Malaysia Airlines Flight MH370: New 'Black Box' Pings Narrow Search Area As Officials Continue Search For Missing Plane [PHOTOS]
More than a month after Malaysia Airlines Flight MH370 went missing, new developments in the multi-nation search for the plane have raised hopes of finding its black box yet again.
In a press conference on Wednesday, officials from the Australian Joint Agency Coordination Center announced that signals consistent with those emitted by aircraft black boxes were reacquired during searches in the south Indian Ocean by the Australian Defense Vessel (ADV) Ocean Shield during search operations late Tuesday afternoon and evening.
The signals were detected on two separate occasions, with one signal held and heard for five minutes and 32 seconds during the Tuesday-afternoon search and seven minutes during the late-night search. The new signal detections will ultimately aid search and rescue teams in narrowing the scope of their search for the black boxes and remains of Flight MH370.
“I believe we are searching in the right area, but we need to visually identify aircraft wreckage before we can confirm with certainty that this is the final resting place of MH370,” head of the Joint Agency Coordination Center, Angus Houston, said during the press conference. “For the sake of the 239 families, this is absolutely imperative.”

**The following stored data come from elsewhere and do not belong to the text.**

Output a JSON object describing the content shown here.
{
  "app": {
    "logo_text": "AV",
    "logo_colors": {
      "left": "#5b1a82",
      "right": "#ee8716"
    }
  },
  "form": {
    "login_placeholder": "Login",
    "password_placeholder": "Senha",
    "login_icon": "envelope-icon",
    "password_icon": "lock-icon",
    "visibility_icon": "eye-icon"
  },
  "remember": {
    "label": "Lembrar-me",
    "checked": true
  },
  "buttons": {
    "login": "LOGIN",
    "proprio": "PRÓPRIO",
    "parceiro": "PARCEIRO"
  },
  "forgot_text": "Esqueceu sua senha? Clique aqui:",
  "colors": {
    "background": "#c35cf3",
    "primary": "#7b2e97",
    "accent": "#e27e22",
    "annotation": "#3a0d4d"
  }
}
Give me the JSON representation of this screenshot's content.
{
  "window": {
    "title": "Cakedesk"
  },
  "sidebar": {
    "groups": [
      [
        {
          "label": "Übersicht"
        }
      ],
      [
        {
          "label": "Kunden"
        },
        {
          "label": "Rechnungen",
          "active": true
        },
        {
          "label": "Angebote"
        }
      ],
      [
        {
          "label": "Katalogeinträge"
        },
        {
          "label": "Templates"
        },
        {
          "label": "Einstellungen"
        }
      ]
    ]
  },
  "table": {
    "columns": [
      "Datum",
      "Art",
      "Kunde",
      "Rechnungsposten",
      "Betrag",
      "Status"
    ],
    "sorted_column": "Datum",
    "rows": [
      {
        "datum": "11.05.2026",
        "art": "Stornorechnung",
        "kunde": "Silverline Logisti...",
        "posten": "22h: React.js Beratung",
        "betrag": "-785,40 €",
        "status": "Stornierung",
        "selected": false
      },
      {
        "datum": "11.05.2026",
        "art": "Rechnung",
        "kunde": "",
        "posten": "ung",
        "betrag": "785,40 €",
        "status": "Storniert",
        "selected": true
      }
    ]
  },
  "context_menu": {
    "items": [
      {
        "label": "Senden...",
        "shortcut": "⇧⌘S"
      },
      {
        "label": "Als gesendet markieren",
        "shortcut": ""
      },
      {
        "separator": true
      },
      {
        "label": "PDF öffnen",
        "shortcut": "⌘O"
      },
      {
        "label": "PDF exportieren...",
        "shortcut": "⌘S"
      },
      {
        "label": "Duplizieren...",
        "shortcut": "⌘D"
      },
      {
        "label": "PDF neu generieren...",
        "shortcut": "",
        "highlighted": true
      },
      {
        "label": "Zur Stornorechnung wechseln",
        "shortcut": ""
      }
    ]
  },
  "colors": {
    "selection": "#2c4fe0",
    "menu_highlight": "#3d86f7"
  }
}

While the new signal detections will aid in narrowing the ocean-floor search area for the doomed Boeing 777 jet, further refinement of the information gathered will be needed to find a more precise location of the signals’ origin. Until the search window is further narrowed, search teams have held off on deploying the autonomous underwater vehicle, known as the Bluefin 21, which will eventually be used to scour and map the ocean floor.
Houston emphasized the importance of fine-tuning the search area, due to the fact that the batteries of the black boxes are likely to expire soon:
“So with the batteries likely to fade or fail very shortly, we need to get as much positional data as we can so that we can define a very small search area,” Houston said.
To put it in perspective: Search teams were previously searching a 220,000-square-kilometer (84,943-square-mile) area. The new search area has been further narrowed to 75,000 square kilometers (28,958 square miles).
In addition to current search refinement efforts by the Ocean Shield using the towed pinger locator currently deployed from the ship, Royal Australian Air Force P-3 Orion aircraft have also been tasked with deploying several sonar buoys, which will be used to aid in locating the origin of the acoustic pings, which were detected at the 37.5-kilohertz frequency.
Even with the additional sensors in the narrowed search area, the international team searching for Flight MH370 may potentially face other problems, such as silt covering the debris and absorbing sound emitted by the Boeing 777-200ER’s “black box” beacon.
Despite the problems the task force may encounter, the search continues for Malaysia Airlines Flight MH370, which went missing on March 8 with 227 passengers and 12 crew members on board.